Looking to regain momentum in the midrange storage market, EMC has refreshed its Clariion line with three new models. At the same time, rival Network Appliance is taking on EMC in the high end of the market with its largest-scale storage platform to date.
EMC's long-anticipated Clariion CX3 series fills in the sweet spot of the storage market: midsize enterprises and departmental systems. The company's new UltraScale architecture has double the capacity of the line it replaces, the CX Series, says Barbara Robidoux, EMC's vice president of platforms marketing.
"It's going to redefine the midrange storage business," Robidoux says.
The new models have upgraded processors, and support 4-Gbps connectivity, native PCI Express and cache mirroring with a five-fold performance advantage. Using EMC's SnapView, MirrorView and San Copy software, the company says the new systems can replicate 30 percent faster.
"The net impact is it lowers latency, and it's got higher bandwidth design," Robidoux says. "What we are seeing is up to two times improvement in performance and scale across a variety of applications."

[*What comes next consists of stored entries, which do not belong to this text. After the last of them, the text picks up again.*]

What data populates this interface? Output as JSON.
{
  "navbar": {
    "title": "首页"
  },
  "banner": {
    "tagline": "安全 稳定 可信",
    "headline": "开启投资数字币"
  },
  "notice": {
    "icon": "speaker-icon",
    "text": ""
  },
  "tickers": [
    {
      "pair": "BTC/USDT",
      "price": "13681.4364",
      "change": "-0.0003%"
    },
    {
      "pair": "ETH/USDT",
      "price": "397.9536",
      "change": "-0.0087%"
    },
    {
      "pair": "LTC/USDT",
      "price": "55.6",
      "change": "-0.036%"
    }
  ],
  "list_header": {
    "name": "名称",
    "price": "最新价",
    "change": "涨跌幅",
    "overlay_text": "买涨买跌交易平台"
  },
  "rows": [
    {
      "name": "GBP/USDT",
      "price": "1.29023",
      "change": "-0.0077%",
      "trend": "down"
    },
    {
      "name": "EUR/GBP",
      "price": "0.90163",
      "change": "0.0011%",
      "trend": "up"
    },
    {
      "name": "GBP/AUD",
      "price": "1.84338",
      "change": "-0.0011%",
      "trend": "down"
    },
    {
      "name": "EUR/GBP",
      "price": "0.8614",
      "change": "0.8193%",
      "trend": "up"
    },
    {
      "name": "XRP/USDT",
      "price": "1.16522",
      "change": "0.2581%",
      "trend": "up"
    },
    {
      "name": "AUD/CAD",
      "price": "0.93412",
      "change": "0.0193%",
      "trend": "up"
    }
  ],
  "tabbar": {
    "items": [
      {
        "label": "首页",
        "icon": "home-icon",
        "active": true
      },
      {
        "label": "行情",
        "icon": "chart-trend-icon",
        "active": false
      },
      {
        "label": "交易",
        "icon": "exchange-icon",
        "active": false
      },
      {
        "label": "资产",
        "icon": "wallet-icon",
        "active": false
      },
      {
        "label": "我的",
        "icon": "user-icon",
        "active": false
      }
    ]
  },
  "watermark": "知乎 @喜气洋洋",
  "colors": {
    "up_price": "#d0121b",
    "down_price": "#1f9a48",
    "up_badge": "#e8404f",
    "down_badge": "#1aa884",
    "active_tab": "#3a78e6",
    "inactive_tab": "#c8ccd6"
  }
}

Nevertheless, these are incremental improvements in performance that will help EMC keep pace with its competitors in the midrange, says Gartner analyst Robert Passmore.
"There is no massive, new breakthrough in software functionality," Passmore says.
EMC was several months overdue in its upgrade cycle of the midrange, he adds. Anticipation of the CX3 Series led customers to hold up on upgrades in the past quarter, causing the company to slightly miss EMC's earnings estimates.
The CX3 Series comprises:
All three systems are available immediately.
NetApp's High-End Play
NetApp's new FAS6000 Series is designed to take on EMC's DMX line as well as TagmaStore from Hitachi Data Systems (which is also offered by Sun and Hewlett-Packard for their respective high-end storage platforms).
The FAS6000 is for mission-critical implementations, such as SAP and Oracle. NetApp's new offering scales to 500 TB via more than 1,000 tiered drives (SATA and Fiber Channel), offers high-availability, dual-parity RAID, and supports block and file storage.
This is the first time NetApp has gone for the high end of the market, says CEO Dan Warmenhoven.
"We've always been a little bit smaller or had a little less throughput; this system is right on par with the biggest in the industry," he says.
Because the FAS6000 is based on NetApp's modular platform, DataOnTap, the company says it now has a more scalable offering from the midrange and up.
Gartner's Passmore believes NetApp's new offering will create more of a challenge to HDS, HP and Sun than it will EMC.
"Is there an element of targeting EMC? Yes, but I think it's a pretty logical evolution of a path they've been on for some period of time," Passmore says. "It's not expected to cause a sudden runoff in revenue for EMC. EMC is probably less vulnerable in the data center than others."
Just like NetApp's other products, the FAS6000 will be available through the company's channel partners, albeit larger ones accustomed to working with large enterprise data center customers.